Não estamos viciados nos telemóveis, mas sim nas outras pessoas

Estudo afirma que o vício dos smartphones vem da necessidade constante de estarmos em contacto com outras pessoas

Os autores querem dar uma boa notícia ao mostrar que é o desejo por interação humana que é viciante, e não o smartphone

Le Buzz / Unsplash

São muitas as pessoas que, aparentemente incapazes de viver sem o seu telemóvel por mais de cinco minutos, não passam sem estar constantemente a verificar emails, menssagens e redes sociais. Um hábito, cada vez mais, conhecido como anti-social e uma consequência do vício pelos smartphones, que está a alertar especialistas de todas as áreas: o uso do telemóvel está associado à depressão, materialismo, narcisismo e ansiedade social, o que levanta sérias questões sobre o lado negro do uso deste gadget. Mas será que este problema pode estar a ser avaliado de forma errada? Pode o vício do smartphone ser hiper-social e não anti-social?

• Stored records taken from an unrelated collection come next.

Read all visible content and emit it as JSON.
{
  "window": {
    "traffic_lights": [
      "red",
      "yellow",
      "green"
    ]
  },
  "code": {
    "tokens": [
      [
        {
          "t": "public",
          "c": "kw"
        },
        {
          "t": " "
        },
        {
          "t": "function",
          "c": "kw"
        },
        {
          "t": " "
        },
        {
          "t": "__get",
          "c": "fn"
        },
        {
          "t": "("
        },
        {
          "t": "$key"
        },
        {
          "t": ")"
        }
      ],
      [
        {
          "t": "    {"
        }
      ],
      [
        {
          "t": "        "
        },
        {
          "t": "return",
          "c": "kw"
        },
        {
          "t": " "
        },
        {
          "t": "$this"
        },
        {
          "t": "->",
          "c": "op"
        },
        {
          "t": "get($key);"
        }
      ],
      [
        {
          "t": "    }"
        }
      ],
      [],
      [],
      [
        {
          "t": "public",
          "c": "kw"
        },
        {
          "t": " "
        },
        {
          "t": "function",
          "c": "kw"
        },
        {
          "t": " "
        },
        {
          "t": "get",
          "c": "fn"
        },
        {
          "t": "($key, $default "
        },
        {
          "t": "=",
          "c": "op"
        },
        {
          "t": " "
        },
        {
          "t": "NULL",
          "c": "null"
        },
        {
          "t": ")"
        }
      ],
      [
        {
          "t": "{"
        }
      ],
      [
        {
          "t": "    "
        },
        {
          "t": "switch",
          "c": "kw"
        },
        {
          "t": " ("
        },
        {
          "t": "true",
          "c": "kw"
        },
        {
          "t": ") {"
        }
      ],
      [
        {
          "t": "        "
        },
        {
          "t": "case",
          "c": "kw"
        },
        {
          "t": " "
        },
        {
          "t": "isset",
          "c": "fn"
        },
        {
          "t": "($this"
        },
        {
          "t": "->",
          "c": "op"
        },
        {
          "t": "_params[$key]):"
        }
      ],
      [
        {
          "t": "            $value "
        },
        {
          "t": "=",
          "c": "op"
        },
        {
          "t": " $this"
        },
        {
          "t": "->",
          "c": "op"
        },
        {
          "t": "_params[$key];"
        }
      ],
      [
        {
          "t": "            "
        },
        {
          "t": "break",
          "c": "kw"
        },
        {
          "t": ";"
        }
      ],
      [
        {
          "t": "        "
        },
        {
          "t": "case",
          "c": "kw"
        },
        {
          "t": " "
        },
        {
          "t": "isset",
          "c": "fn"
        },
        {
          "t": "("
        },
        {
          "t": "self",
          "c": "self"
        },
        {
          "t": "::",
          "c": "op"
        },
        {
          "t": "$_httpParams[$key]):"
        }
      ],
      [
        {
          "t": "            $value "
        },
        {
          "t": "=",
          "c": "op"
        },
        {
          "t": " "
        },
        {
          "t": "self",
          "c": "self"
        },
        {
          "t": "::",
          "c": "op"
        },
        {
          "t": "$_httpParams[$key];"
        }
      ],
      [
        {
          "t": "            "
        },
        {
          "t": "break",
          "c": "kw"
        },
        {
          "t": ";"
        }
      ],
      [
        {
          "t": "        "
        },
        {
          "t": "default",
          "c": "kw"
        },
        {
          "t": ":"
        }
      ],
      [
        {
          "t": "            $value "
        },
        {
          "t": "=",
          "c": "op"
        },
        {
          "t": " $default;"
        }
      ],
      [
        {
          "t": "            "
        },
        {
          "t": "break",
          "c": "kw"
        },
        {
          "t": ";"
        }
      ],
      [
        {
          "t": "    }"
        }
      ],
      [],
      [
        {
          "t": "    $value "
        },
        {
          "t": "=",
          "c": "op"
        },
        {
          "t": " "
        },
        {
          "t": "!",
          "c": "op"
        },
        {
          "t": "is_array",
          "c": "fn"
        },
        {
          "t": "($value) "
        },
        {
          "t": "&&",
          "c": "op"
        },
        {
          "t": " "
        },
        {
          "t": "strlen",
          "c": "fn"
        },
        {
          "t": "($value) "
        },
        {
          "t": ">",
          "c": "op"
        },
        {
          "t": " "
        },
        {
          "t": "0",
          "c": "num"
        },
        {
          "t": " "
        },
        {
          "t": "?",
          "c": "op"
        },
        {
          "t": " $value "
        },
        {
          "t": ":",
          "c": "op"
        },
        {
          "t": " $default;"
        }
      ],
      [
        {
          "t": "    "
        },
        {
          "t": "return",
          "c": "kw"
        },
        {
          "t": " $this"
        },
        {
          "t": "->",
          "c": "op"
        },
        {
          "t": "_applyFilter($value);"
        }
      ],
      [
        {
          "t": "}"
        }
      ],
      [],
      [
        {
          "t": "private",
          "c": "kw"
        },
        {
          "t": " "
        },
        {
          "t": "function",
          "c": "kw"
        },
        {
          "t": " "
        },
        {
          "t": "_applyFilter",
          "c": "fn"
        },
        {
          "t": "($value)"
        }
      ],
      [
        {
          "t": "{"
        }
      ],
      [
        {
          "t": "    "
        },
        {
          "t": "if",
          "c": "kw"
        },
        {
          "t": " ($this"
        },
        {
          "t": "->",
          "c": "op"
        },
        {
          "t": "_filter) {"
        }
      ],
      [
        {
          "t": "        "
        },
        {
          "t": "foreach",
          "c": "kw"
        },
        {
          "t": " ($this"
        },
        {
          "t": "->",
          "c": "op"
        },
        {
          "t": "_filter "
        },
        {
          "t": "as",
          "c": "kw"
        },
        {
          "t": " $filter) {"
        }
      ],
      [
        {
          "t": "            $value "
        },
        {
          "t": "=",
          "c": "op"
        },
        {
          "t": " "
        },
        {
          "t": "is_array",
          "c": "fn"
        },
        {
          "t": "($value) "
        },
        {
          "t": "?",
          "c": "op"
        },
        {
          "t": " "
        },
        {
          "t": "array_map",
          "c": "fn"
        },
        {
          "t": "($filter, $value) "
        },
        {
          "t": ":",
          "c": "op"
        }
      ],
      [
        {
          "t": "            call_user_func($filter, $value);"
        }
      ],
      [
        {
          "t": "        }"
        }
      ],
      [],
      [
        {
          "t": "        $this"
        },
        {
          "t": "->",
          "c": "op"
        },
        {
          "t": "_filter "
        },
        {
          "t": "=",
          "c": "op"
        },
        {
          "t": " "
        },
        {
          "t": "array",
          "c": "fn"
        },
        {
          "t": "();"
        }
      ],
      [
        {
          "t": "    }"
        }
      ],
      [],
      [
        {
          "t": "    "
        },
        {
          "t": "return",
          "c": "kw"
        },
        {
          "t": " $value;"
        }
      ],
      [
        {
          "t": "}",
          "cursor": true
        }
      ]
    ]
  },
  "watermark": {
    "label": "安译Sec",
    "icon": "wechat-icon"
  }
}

Um estudo feito por Samuel Veissiére e Moriah Stendel, pesquisadores do Departamento de Psiquiatria da Universidade de McGill, em Montreal, no Canadá, afirma que “não são os smartphones que são viciantes, mas sim a socialização que eles proporcionam”. Dizendo ainda que as funções mais viciantes dos smartphones têm todas um tema em comum: elas permitem uma ligação com outras pessoas.

Assim, explicam que “o vício em smartphones é hiper-social e não anti-social”, pois o desejo de ver e monitorizar outros, tal como o de ser visto e monitorizado, é uma necessidade do ser humano desde há muitos milhares de anos: os seres humanos evoluíram para uma espécie exclusivamente social e precisam, constantemente, de informação de outros, que lhes sirva de guia para um comportamento culturalmente apropriado, o que também é uma maneira de encontrar objetivos e um senso de identidade comum.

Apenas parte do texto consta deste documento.